The decision by Martine Colette places in doubt the future of the 160-acre facility, which may be a victim of its own popularity.

The refuge, which has been supported for eight years by donations, volunteer labor and fund-raising events, provides a home for wild animals abandoned by private owners, victimized by mistreatment or exiled for attacking human beings. It has a feed bill of $25,000 a month, according to Colette.

The growing crowds at the barbecues, chili cook-offs and Western festivals Colette staged to raise money drew the attention of county authorities. The crowds--10,000 at the last event--were too big to allow the events to be considered private parties, authorities told Colette, warning that she would have to meet regulations covering public gatherings.

Colette estimated that it would cost $350,000 to meet the county's conditions.

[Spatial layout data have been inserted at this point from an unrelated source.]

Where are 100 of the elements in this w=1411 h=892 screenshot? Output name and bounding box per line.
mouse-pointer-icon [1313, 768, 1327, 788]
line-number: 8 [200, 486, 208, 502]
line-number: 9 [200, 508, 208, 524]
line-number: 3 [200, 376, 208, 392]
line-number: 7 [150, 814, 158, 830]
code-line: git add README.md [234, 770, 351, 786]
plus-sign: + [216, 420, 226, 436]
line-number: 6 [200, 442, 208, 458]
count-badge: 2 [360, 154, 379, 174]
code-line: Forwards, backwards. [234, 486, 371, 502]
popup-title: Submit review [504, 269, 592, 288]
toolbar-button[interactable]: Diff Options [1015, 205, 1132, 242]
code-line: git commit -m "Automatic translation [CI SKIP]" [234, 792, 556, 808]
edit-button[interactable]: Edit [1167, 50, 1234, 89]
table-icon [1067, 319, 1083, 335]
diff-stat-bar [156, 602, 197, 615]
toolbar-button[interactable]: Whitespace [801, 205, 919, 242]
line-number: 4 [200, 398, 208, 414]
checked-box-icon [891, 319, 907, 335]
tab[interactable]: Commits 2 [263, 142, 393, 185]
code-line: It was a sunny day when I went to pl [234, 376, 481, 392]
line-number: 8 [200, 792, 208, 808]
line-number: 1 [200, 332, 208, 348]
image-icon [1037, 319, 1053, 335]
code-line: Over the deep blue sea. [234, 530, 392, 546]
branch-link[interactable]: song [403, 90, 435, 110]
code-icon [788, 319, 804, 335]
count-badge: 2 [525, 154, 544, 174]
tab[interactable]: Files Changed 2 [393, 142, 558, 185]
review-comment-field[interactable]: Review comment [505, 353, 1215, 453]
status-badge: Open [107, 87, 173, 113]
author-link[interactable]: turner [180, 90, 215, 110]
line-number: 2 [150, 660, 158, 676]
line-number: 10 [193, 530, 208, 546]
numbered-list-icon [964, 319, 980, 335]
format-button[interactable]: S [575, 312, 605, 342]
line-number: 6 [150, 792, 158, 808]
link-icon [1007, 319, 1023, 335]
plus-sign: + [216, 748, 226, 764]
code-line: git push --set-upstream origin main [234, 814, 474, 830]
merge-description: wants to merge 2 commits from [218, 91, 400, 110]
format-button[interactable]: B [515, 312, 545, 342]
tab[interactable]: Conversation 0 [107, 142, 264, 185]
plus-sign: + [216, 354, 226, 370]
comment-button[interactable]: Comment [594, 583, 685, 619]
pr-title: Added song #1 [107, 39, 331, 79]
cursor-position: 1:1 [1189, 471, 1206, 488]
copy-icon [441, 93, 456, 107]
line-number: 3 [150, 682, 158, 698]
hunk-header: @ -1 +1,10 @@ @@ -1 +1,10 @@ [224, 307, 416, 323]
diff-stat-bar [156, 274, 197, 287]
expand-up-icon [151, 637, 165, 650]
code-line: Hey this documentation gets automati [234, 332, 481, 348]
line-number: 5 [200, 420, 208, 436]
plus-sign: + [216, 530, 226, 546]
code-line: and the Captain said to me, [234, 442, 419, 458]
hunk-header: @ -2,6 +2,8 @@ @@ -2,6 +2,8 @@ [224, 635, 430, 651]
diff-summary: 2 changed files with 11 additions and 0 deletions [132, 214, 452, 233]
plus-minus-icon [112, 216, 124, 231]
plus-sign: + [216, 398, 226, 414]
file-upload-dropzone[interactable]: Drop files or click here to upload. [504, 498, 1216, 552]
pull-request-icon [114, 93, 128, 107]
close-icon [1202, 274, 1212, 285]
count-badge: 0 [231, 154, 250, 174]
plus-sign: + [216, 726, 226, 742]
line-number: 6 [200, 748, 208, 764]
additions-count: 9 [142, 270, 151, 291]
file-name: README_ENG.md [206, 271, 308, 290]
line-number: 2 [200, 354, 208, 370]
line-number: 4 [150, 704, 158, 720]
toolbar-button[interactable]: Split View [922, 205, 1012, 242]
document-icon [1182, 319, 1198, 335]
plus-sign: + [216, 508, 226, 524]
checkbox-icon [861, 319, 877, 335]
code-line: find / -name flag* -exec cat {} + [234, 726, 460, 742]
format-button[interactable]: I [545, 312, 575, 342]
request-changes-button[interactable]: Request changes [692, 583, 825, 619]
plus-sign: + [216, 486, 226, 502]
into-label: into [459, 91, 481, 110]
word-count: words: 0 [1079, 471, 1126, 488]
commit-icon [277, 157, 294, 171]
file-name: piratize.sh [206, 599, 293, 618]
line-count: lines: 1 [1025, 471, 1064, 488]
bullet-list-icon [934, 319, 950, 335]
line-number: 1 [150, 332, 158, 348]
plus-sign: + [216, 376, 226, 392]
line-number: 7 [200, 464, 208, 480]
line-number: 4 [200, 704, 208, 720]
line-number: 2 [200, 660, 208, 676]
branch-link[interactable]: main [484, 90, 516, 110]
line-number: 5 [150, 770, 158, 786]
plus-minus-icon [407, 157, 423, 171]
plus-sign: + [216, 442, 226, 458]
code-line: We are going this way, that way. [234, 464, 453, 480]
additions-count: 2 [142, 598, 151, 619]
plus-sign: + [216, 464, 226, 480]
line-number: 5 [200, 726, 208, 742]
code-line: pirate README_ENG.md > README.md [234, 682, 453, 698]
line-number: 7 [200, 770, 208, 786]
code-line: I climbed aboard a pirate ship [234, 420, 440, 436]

She has been exploring alternatives with county officials. They recently discussed a plan to stage a barbecue, originally scheduled for May 19 at the refuge, in early June at Hansen Dam Park, six miles away. Shuttle buses would be used to take 1,000 people at a time to the facility to see the animals.

"Where would we get the buses?" Colette asked. "Besides, our fund-raising people feel the events in the past were successful because of the ranch atmosphere, the wild animals, that kind of thing, that we would not have in the park."

Colette said she decided Wednesday that "the fund-raisers are totally killed. Everybody in the county government said, 'Gee, we'd like to help,' but no solution has been found. We're trying to raise some money through public appeals to hold off the creditors."

The refuge is $47,000 in debt to its feed suppliers, who are about to cut off her credit, Colette said. "I don't know where the money will come from," she added.